Question

The maximum tension the wire can withstand without breaking is 300 N . A 0.800 kg projectile traveling horizontally hits and embeds itself in the wood ball. What is the largest speed this projectile can have without causing the cable to break?

Answer 1

Answer:

Let's investigate the case where the cable breaks.

Conservation of angular momentum can be used to find the speed.

$\vec{L}_1 = \vec{L}_2\\\vec{L}_1 = m\vec{v_0} \\\vec{L}_2 = I\vec{\omega}$

The projectile embeds itself to the ball, so they can be treated as a combined object. The moment of inertia of the combined object is equal to the sum of the moment of inertia of both objects.

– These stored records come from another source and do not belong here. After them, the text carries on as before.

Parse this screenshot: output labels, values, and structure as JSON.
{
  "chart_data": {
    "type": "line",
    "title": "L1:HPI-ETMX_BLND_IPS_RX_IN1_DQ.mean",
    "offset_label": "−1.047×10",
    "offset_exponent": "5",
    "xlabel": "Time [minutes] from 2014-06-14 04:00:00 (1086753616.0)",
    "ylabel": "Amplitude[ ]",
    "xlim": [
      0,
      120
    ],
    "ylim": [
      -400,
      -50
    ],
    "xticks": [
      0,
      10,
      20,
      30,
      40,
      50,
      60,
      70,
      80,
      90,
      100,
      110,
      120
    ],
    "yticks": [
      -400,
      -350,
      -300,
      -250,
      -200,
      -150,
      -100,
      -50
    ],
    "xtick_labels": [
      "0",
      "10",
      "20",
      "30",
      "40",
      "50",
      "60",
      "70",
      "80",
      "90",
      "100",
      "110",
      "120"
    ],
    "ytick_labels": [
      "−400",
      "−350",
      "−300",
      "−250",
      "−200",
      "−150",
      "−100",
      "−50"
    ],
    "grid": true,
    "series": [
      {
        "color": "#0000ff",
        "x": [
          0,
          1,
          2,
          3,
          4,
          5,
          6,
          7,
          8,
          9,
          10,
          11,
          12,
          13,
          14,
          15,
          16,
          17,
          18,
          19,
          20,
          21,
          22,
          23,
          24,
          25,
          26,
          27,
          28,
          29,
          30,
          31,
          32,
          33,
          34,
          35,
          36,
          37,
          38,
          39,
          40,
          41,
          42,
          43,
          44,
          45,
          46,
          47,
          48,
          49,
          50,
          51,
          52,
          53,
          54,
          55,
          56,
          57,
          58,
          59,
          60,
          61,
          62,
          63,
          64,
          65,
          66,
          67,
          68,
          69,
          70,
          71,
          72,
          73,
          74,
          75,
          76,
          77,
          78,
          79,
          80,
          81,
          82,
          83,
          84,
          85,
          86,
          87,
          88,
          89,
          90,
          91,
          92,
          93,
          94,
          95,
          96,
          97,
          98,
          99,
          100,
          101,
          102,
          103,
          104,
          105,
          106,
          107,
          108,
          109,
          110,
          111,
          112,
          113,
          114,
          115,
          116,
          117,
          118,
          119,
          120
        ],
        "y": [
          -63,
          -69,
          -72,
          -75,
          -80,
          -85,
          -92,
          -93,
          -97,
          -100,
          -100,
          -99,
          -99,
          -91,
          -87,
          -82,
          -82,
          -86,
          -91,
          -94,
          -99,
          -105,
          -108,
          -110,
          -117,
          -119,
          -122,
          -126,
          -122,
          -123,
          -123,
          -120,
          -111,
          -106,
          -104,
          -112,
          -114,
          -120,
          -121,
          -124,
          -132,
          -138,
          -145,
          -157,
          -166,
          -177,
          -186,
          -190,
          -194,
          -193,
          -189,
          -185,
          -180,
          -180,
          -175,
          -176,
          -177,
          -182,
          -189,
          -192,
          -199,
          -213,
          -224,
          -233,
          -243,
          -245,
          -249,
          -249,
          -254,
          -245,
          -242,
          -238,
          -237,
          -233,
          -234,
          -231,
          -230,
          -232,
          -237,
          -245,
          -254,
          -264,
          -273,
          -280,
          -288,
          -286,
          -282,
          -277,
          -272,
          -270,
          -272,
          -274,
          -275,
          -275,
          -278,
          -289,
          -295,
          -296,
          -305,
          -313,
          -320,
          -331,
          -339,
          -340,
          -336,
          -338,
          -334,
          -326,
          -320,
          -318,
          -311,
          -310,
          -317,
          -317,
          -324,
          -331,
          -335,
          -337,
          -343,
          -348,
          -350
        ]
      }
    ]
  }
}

$I = I_{projectile} + I_{ball}\\I = mr^2 + mr^2\\I = 2mr^2$

where r is the length of the cable.

After the collision, the ball and the projectile makes a circular motion because of the cable. So, the force (tension) in circular motion is

$F = \frac{mv^2}{r}$

The relation between linear velocity and the angular velocity is

$v = \omega r$

So,

$F = \frac{m(\omega r)^2}{r} = m\omega^2 r = 300\\mv_0r =I\omega\\\\\omega = mv_0r/I\\300 = m(\frac{mv_0r}{I})^2r = m(\frac{mv_0r}{2mr^2})^2r = m(\frac{v_0}{2r})^2r = \frac{mv_0^2r}{4r^2} = \frac{mv_0^2}{4r}\\300 = \frac{0.8v_0^2}{4r}\\1500 = v_0^2/r\\v_0 = \sqrt{1500r}$

As can be seen, the maximum velocity for the projectile without breaking the cable is $\sqrt{1500r}$, where r is the length of the cable.